Friday 3 July 2009

Chocolate Parfait

This is a delicious parfait with a few simple ingredients. Word of warning. It contains raw eggs, so I wouldn't recommend it if you are pregnant. You can, ofcourse, use pasteurised eggs. However, if you can't get that, here are 3 steps to follow in order to minimize the risk of catching salmonella:
  1. Know your egg supplier and use only the freshest of freshest eggs.
  2. Avoid cross contamination by keeping your eggs separate in the fridge and wash your hands after touching them.
  3. Dip the eggs in boiling water for 10 seconds to eliminate bacteria on the eggs shell. Only wash the eggs that you are gong to use as all washing of eggs destroys the natural membrane that protects the chicken fetus. If the egg has the bacteria is almost always on the shell. And don't use the shells to separate the yolk and the white. Pour it into your fingers, it's much easier and will make the egg have less contact with the outer shell.
Furthermore, salmonella far less common than the media wants you to think. Only 1 egg in 20,000 has it. Most salmonella contamination cases have been when raw eggs have been badly handled, often in restaurants with bad hygiene. However, the above guidelines are in no way a guarrantee of salmonella free eggs. If you can get hold of pasteurised eggs, do it.
Ingredients:
200g quality, dark chocolate
0,5 l whipping cream
1 vanilla pod (or 1 tsp vanilla extract)
3 egg yolks
100g powder sugar

First of all, break 200g of the best possible dark chocolate you can find into pieces and put it in the microwave to melt. Then whip 1/2l whipping cream with vanilla.

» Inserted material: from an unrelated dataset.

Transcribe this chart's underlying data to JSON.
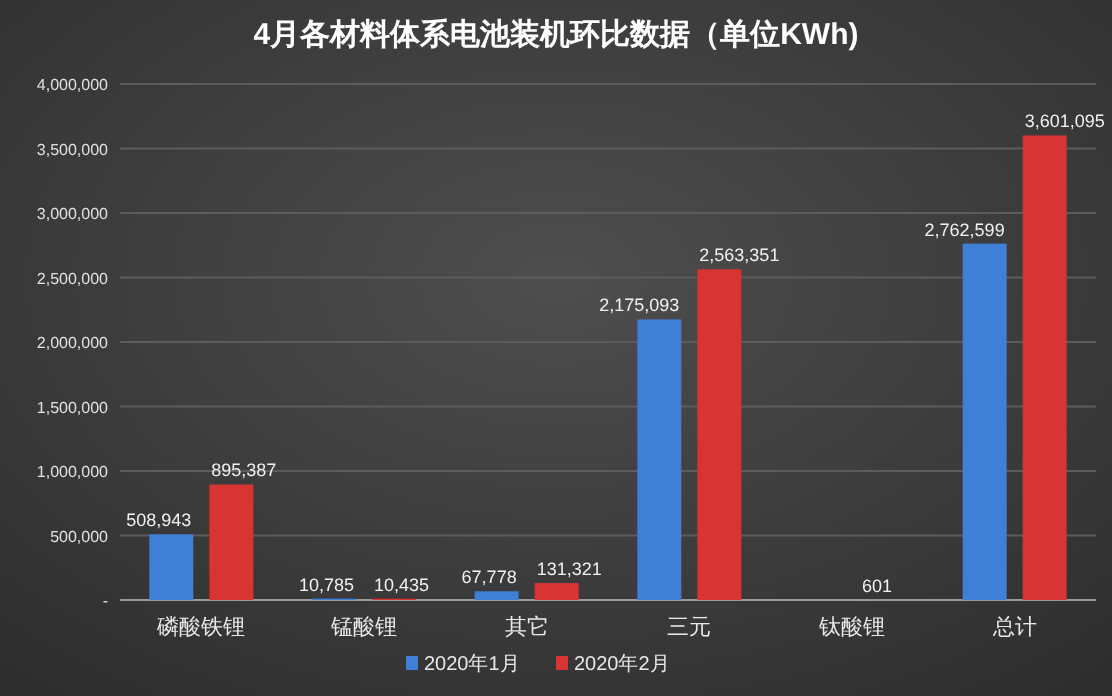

In a separate bowl, take the egg yolks.

Mix the eggs with powder sugar.

Whip them together using an electrical hand mixer.

Until it's light and airy.


Pour the completely melted chocolate into the egg and sugar while constantly stirring, otherwise the chocolate starts hardening or you will have lumps of chocolate in the parfait.
Pour the whipped cream into the chocolate bit by bit and stir carefully to lighten up the chocolate. Don't overmix.

Pour the parfait into small individual containers and freeze overnight.
Take out aproximately 15 min. before serving. You won't find a smoother texture in any industrial ice cream and that's a promise. I've served it with a white chocolate sauce (melted white chocolate, a bit of rum, some milk and a pinc of cayenne) and finely grated chocolate on top.